A resolução número 5.220 do Conselho Monetário Nacional (CMN), divulgada na noite de quinta-feira, 29, para rolagem da dívida dos produtores rurais do Rio Grande do Sul, representa um alívio muito superficial para a atividade primária. A avaliação é do economista-chefe da Federação da Agricultura do Rio Grande do Sul (Farsul), Antônio Da Luz.
No documento, o governo federal autorizou a prorrogação do pagamento de parcelas de operações de custeio em até três anos, e de parcelas de investimento com vencimento em 2025 por até um ano. O especialista classificou a medida como importante, mas de alcance limitado por não contemplar a realidade da maioria dos agricultores endividados no Estado.

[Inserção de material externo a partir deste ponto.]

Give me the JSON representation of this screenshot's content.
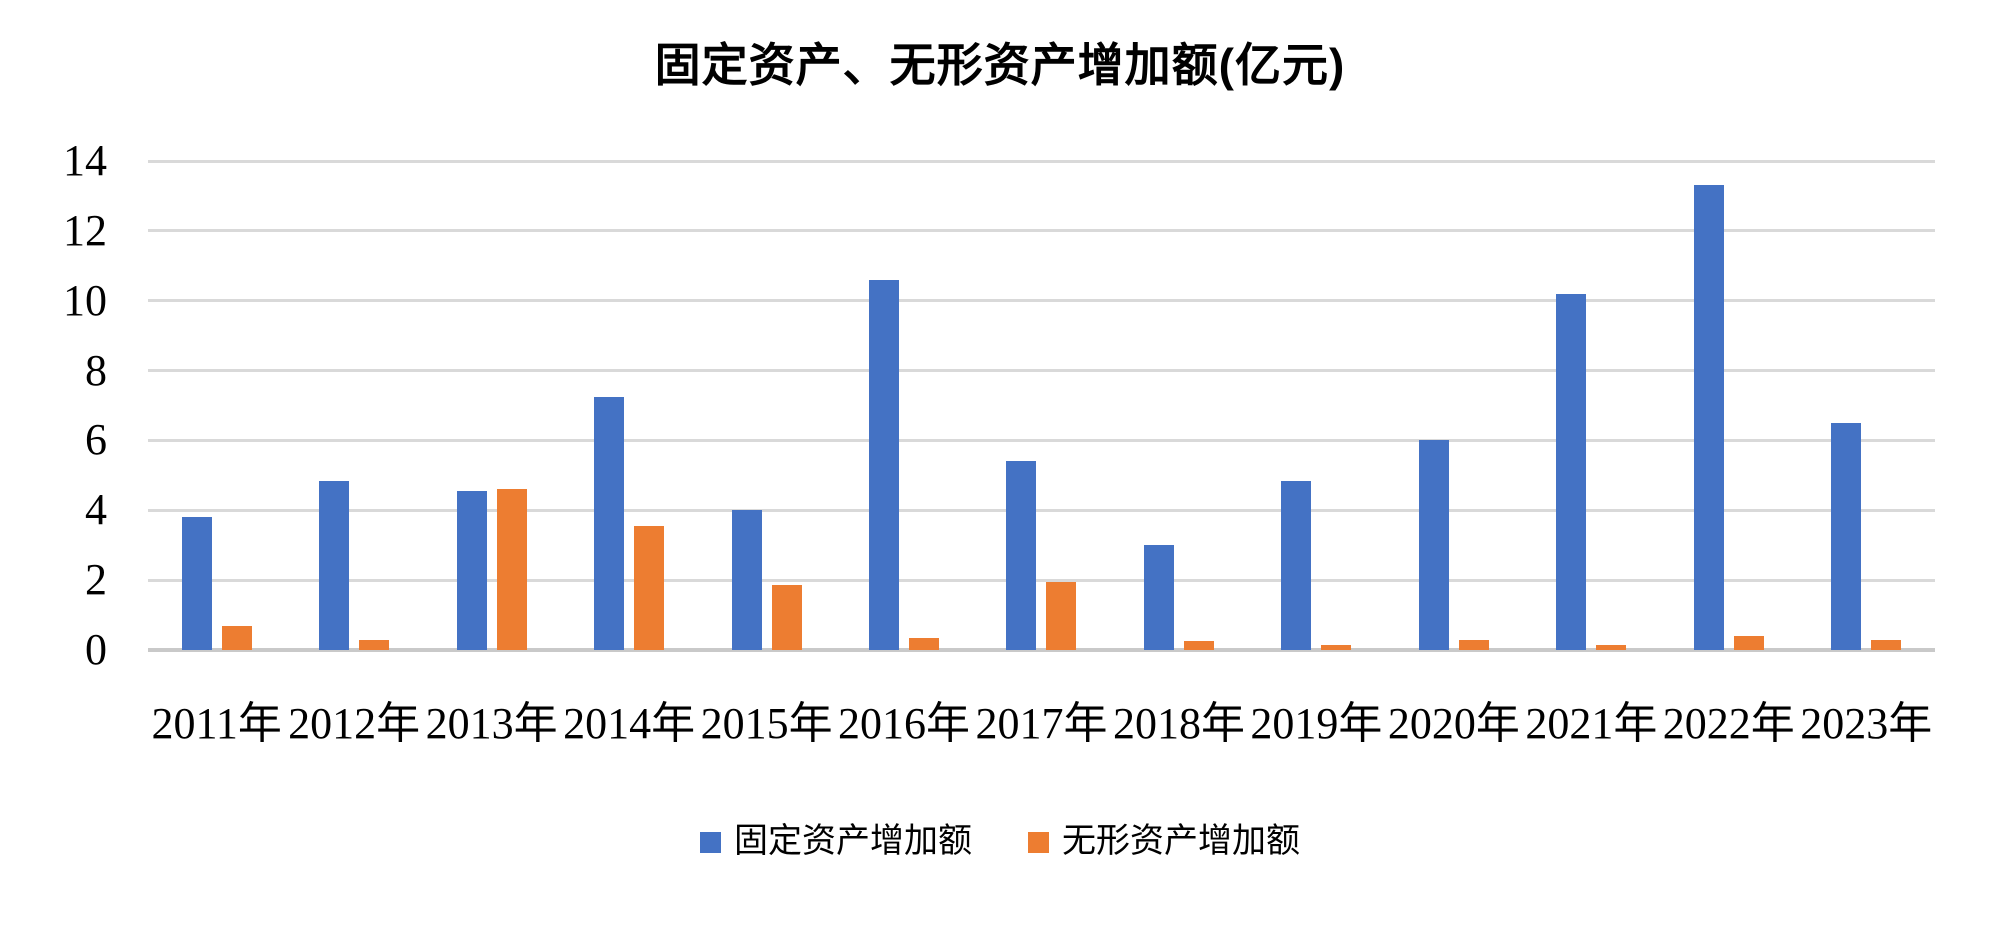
{
  "chart_data": {
    "type": "bar",
    "title": "固定资产、无形资产增加额(亿元)",
    "categories": [
      "2011年",
      "2012年",
      "2013年",
      "2014年",
      "2015年",
      "2016年",
      "2017年",
      "2018年",
      "2019年",
      "2020年",
      "2021年",
      "2022年",
      "2023年"
    ],
    "series": [
      {
        "name": "固定资产增加额",
        "color": "#4472C4",
        "values": [
          3.8,
          4.85,
          4.55,
          7.25,
          4.0,
          10.6,
          5.4,
          3.0,
          4.85,
          6.0,
          10.2,
          13.3,
          6.5
        ]
      },
      {
        "name": "无形资产增加额",
        "color": "#ED7D31",
        "values": [
          0.7,
          0.3,
          4.6,
          3.55,
          1.85,
          0.35,
          1.95,
          0.25,
          0.15,
          0.3,
          0.15,
          0.4,
          0.3
        ]
      }
    ],
    "xlabel": "",
    "ylabel": "",
    "ylim": [
      0,
      14
    ],
    "yticks": [
      0,
      2,
      4,
      6,
      8,
      10,
      12,
      14
    ],
    "grid": "horizontal",
    "legend_position": "bottom"
  },
  "colors": {
    "background": "#FFFFFF",
    "gridline": "#D9D9D9",
    "baseline": "#C9C9C9",
    "text": "#000000"
  }
}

“Não é um emplastro salvador. Resolve um tipo muito específico de problema, que é aquele produtor que tem dívidas com recursos controlados”, afirmou o economista, referindo-se a valores com juro subsidiado pela União.
Da Luz exemplificou com operações de empréstimo realizadas por meio do Programa Nacional de Fortalecimento da Agricultura Familiar (Pronaf), do Programa Nacional de Apoio ao Médio Produtor Rural (Pronamp) ou do Plano Safra.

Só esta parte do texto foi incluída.